Je me limiterai en matière de tirade à mentionner une que j'adore et que j'appelle "la tirade des non, merci !" et qui se clôt par ce vers inouï et sublime : " Ne pas monter bien haut, peut-être, mais tout seul !"
Et puis, je vous proposerai quelques passages privilégiés.
- Parce que ?
-Parce...
Que je n'ai pas d'argent !
- Comment ! le sac d'écus ?...
-Pension paternelle, en un jour, tu vécus !
- Pour vivre tout un mois, alors ?...
- Rien ne me reste.
- Jeter ce sac, quelle sottise !
- Mais quel geste !...
Je continue le partage.
-Lequel ?
- Mais le plus simple, de beaucoup
J'ai décidé d'être admirable en tout, pour tout !

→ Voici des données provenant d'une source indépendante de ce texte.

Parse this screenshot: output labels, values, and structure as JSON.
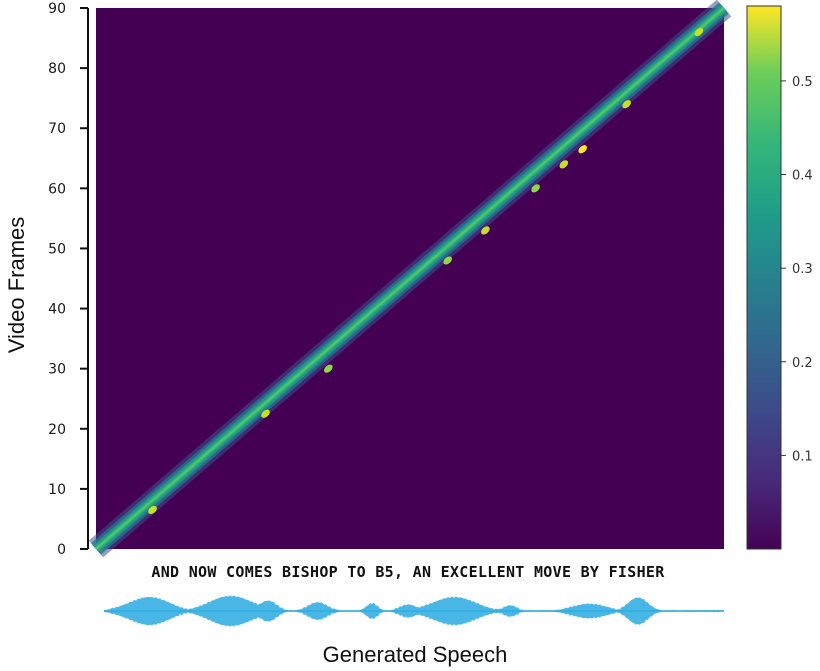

Vous en voulez encore, j'en suis persuadé.
- Ce nez qui d'un quart d'heure en tous lieux me précède.
Encore ?
Alors, quelques calembours dont la pièce ne manque pas.
-Si vous sentiez mon nez, Monsieur, entre vos doigts,
Il jaillirait du lait !
- Hein ? du lait ?...
- de la Voie
Lactée !...
....
- L'autre Ourse est trop petite encor pour qu'elle morde.
....
- J'ai traversé la Lyre en cassant une corde !
L'avant dernier... vers.
- Mon tortil de baron pour un peu de Chester !
Et enfin :
- Mais aussi que diable allait-il faire,
Mais que diable allait-il faire en cette galère ?...
Philosophe, physicien,
Rimeur, bretteur, musicien,
Et voyageur aérien,
Grand riposteur du tac au tac,
Amant aussi - pas pour son bien ! -
Ci-gît Hercule-Savinien
De
Cyrano de Bergerac
Qui fut tout, et qui ne fut rien...
J'aime cette immersion dans cet univers que Rostand a su rendre exaltant, héroïque, chevaleresque, touchant, émouvant, tendre, drôle, truculent, spirituel et terriblement attachant.
Chaque relecture de Cyrano est un plaisir chaque fois renouvelé.
Chaque relecture est un rappel ou une ou plusieurs découvertes.
Cyrano et son panache, tout comme Don Quichotte, D'Artagnan, Roméo... ne sont pas prêts de quitter la scène... car l'immortalité ne cesse de les bisser.